Less is more? Rewards in RL for Cyber Defence
Elizabeth Bates, Chris Hicks, Vasilios Mavroudis
TL;DR
This paper questions the effectiveness of dense reward signals in DRL-driven autonomous cyber defence and introduces a ground-truth evaluation framework to compare sparse versus dense rewards. Using the Yawning Titan cyber gym, it compares two sparse reward schemes against a dense baseline across network sizes from 2 to 50 nodes and with both reactive and proactive defense actions, trained via PPO. The key contributions include a per-action ground-truth score, a reliability metric based on dispersion variability, and empirical evidence that a sparse positive reward improves both final defense performance and training stability across diverse settings. The findings offer practical guidance for reward design in cyber defence DRL and demonstrate that sparse rewards can generalize across different action spaces and MDP configurations.
Abstract
The last few years have seen an explosion of interest in autonomous cyber defence agents based on deep reinforcement learning. Such agents are typically trained in a cyber gym environment, also known as a cyber simulator, at least 32 of which have already been built. Most, if not all cyber gyms provide dense "scaffolded" reward functions which combine many penalties or incentives for a range of (un)desirable states and costly actions.
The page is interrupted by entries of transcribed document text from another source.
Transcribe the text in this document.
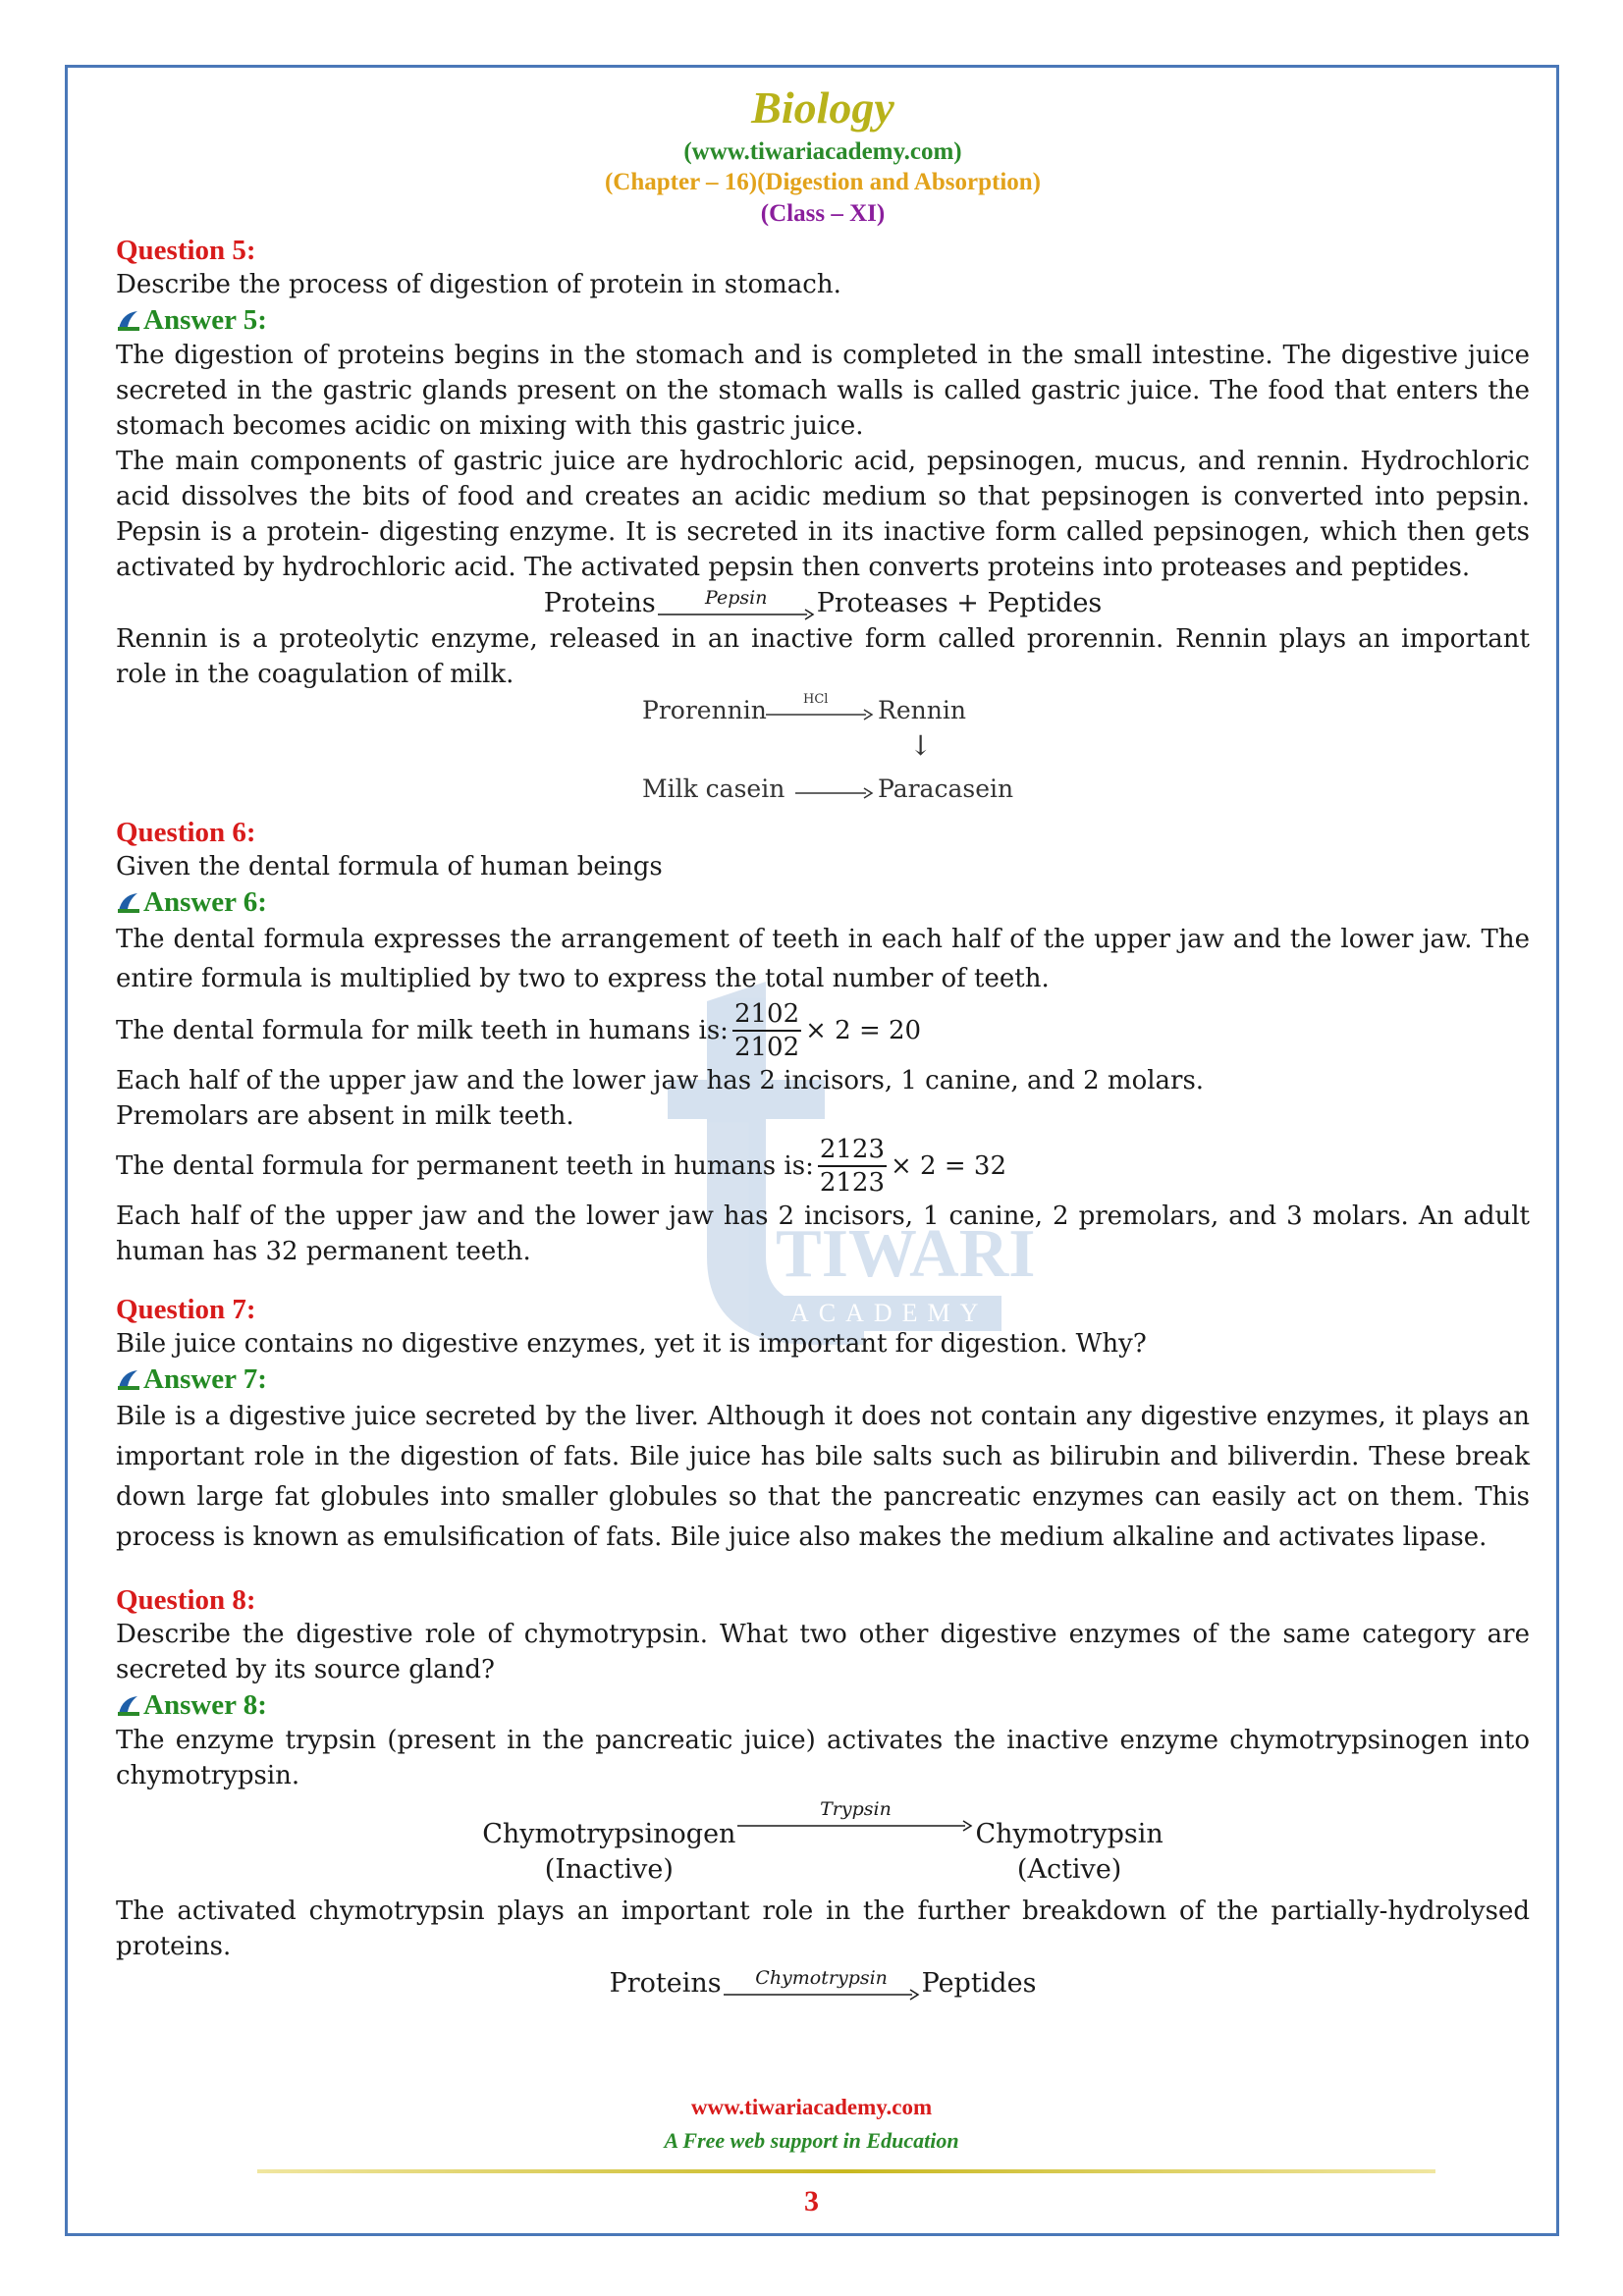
TIWARI
ACADEMY
Biology
(www.tiwariacademy.com)
(Chapter – 16)(Digestion and Absorption)
(Class – XI)
Question 5:

Describe the process of digestion of protein in stomach.

Answer 5:

The digestion of proteins begins in the stomach and is completed in the small intestine. The digestive juice secreted in the gastric glands present on the stomach walls is called gastric juice. The food that enters the stomach becomes acidic on mixing with this gastric juice.

The main components of gastric juice are hydrochloric acid, pepsinogen, mucus, and rennin. Hydrochloric acid dissolves the bits of food and creates an acidic medium so that pepsinogen is converted into pepsin. Pepsin is a protein- digesting enzyme. It is secreted in its inactive form called pepsinogen, which then gets activated by hydrochloric acid. The activated pepsin then converts proteins into proteases and peptides.

Proteins	Pepsin Proteases + Peptides

Rennin is a proteolytic enzyme, released in an inactive form called prorennin. Rennin plays an important role in the coagulation of milk.

Prorennin	HCl Rennin
↓
Milk casein → Paracasein
Question 6:

Given the dental formula of human beings

Answer 6:

The dental formula expresses the arrangement of teeth in each half of the upper jaw and the lower jaw. The entire formula is multiplied by two to express the total number of teeth.

The dental formula for milk teeth in humans is: $\frac{2102}{2102} \times 2 = 20$

Each half of the upper jaw and the lower jaw has 2 incisors, 1 canine, and 2 molars.

Premolars are absent in milk teeth.

The dental formula for permanent teeth in humans is: $\frac{2123}{2123} \times 2 = 32$

Each half of the upper jaw and the lower jaw has 2 incisors, 1 canine, 2 premolars, and 3 molars. An adult human has 32 permanent teeth.

Question 7:

Bile juice contains no digestive enzymes, yet it is important for digestion. Why?

Answer 7:

Bile is a digestive juice secreted by the liver. Although it does not contain any digestive enzymes, it plays an important role in the digestion of fats. Bile juice has bile salts such as bilirubin and biliverdin. These break down large fat globules into smaller globules so that the pancreatic enzymes can easily act on them. This process is known as emulsification of fats. Bile juice also makes the medium alkaline and activates lipase.

Question 8:

Describe the digestive role of chymotrypsin. What two other digestive enzymes of the same category are secreted by its source gland?

Answer 8:

The enzyme trypsin (present in the pancreatic juice) activates the inactive enzyme chymotrypsinogen into chymotrypsin.

Chymotrypsinogen
(Inactive)
Trypsin
Chymotrypsin
(Active)

The activated chymotrypsin plays an important role in the further breakdown of the partially-hydrolysed proteins.

Proteins Chymotrypsin Peptides
www.tiwariacademy.com
A Free web support in Education
3
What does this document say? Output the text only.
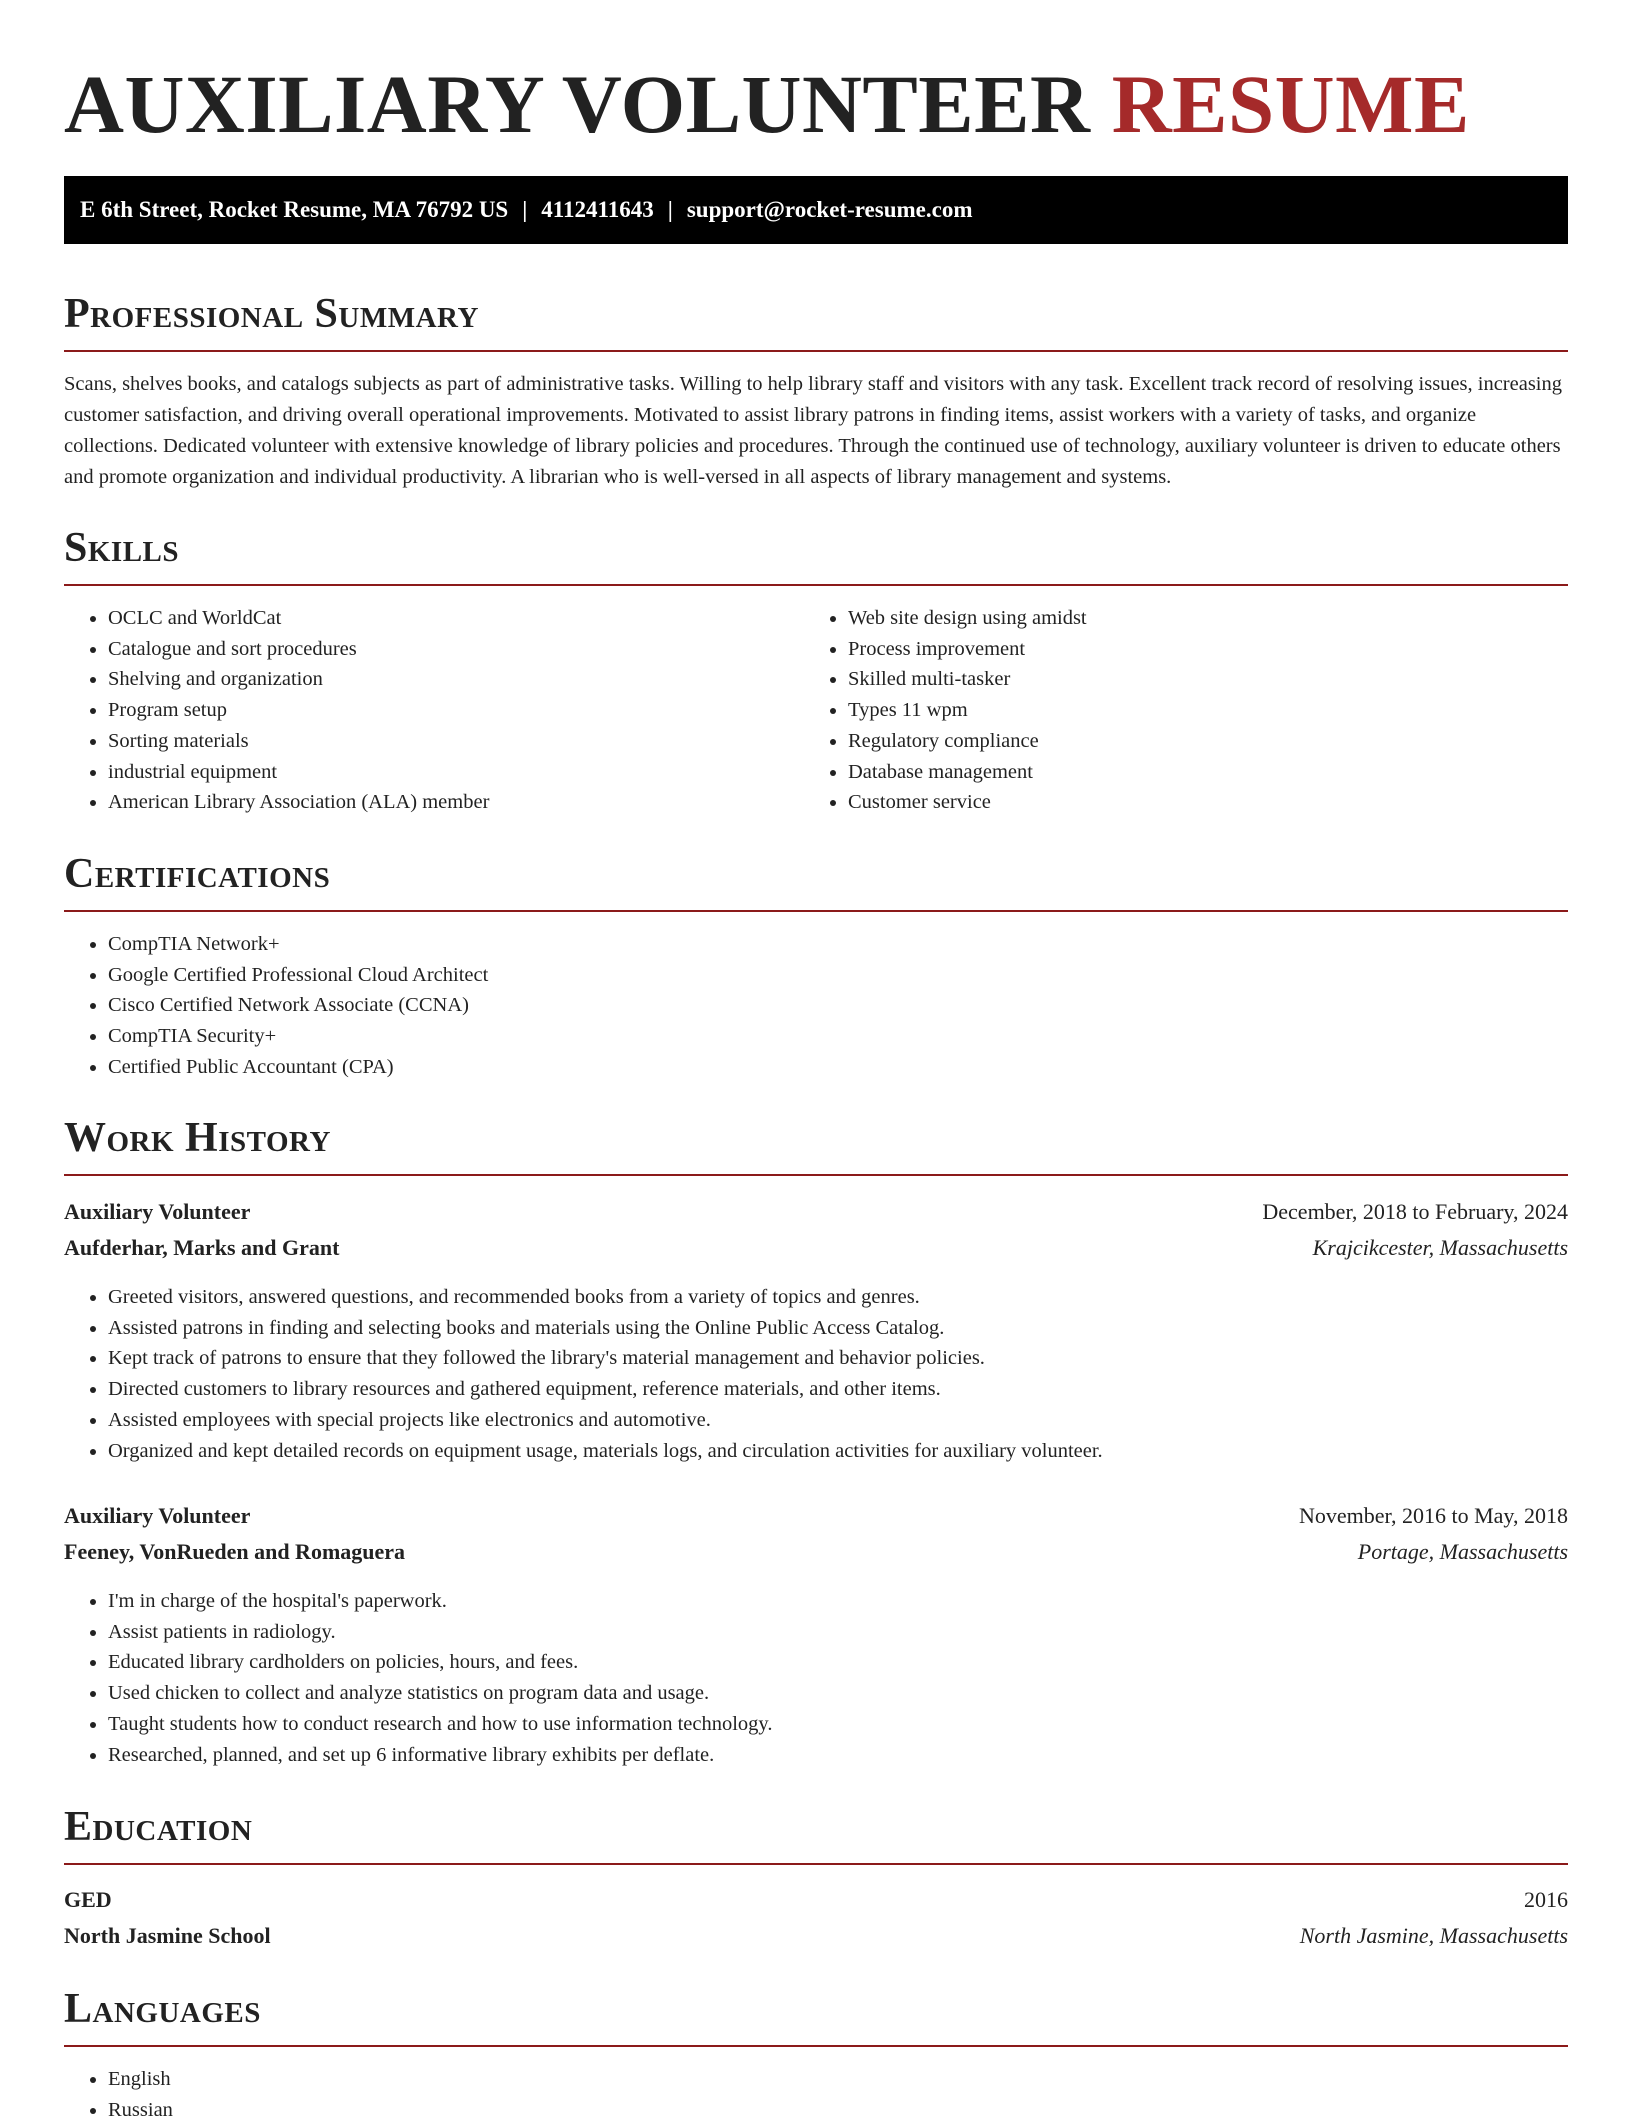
AUXILIARY VOLUNTEER RESUME
E 6th Street, Rocket Resume, MA 76792 US | 4112411643 | support@rocket-resume.com
Professional Summary

Scans, shelves books, and catalogs subjects as part of administrative tasks. Willing to help library staff and visitors with any task. Excellent track record of resolving issues, increasing customer satisfaction, and driving overall operational improvements. Motivated to assist library patrons in finding items, assist workers with a variety of tasks, and organize collections. Dedicated volunteer with extensive knowledge of library policies and procedures. Through the continued use of technology, auxiliary volunteer is driven to educate others and promote organization and individual productivity. A librarian who is well-versed in all aspects of library management and systems.

Skills
• OCLC and WorldCat
• Catalogue and sort procedures
• Shelving and organization
• Program setup
• Sorting materials
• industrial equipment
• American Library Association (ALA) member
• Web site design using amidst
• Process improvement
• Skilled multi-tasker
• Types 11 wpm
• Regulatory compliance
• Database management
• Customer service
Certifications
• CompTIA Network+
• Google Certified Professional Cloud Architect
• Cisco Certified Network Associate (CCNA)
• CompTIA Security+
• Certified Public Accountant (CPA)
Work History
Auxiliary Volunteer	December, 2018 to February, 2024
Aufderhar, Marks and Grant	Krajcikcester, Massachusetts
• Greeted visitors, answered questions, and recommended books from a variety of topics and genres.
• Assisted patrons in finding and selecting books and materials using the Online Public Access Catalog.
• Kept track of patrons to ensure that they followed the library's material management and behavior policies.
• Directed customers to library resources and gathered equipment, reference materials, and other items.
• Assisted employees with special projects like electronics and automotive.
• Organized and kept detailed records on equipment usage, materials logs, and circulation activities for auxiliary volunteer.
Auxiliary Volunteer	November, 2016 to May, 2018
Feeney, VonRueden and Romaguera	Portage, Massachusetts
• I'm in charge of the hospital's paperwork.
• Assist patients in radiology.
• Educated library cardholders on policies, hours, and fees.
• Used chicken to collect and analyze statistics on program data and usage.
• Taught students how to conduct research and how to use information technology.
• Researched, planned, and set up 6 informative library exhibits per deflate.
Education
GED	2016
North Jasmine School	North Jasmine, Massachusetts
Languages
• English
• Russian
Whilst dense rewards help alleviate the challenge of exploring complex environments, yielding seemingly effective strategies from relatively few environment steps; they are also known to bias the solutions an agent can find, potentially towards suboptimal solutions. This is especially a problem in complex cyber environments where policy weaknesses may not be noticed until exploited by an adversary. In this work we set out to evaluate whether sparse reward functions might enable training more effective cyber defence agents. Towards this goal we first break down several evaluation limitations in existing work by proposing a ground truth evaluation score that goes beyond the standard RL paradigm used to train and evaluate agents. By adapting a well-established cyber gym to accommodate our methodology and ground truth score, we propose and evaluate two sparse reward mechanisms and compare them with a typical dense reward. Our evaluation considers a range of network sizes, from 2 to 50 nodes, and both reactive and proactive defensive actions. Our results show that sparse rewards, particularly positive reinforcement for an uncompromised network state, enable the training of more effective cyber defence agents. Furthermore, we show that sparse rewards provide more stable training than dense rewards, and that both effectiveness and training stability are robust to a variety of cyber environment considerations.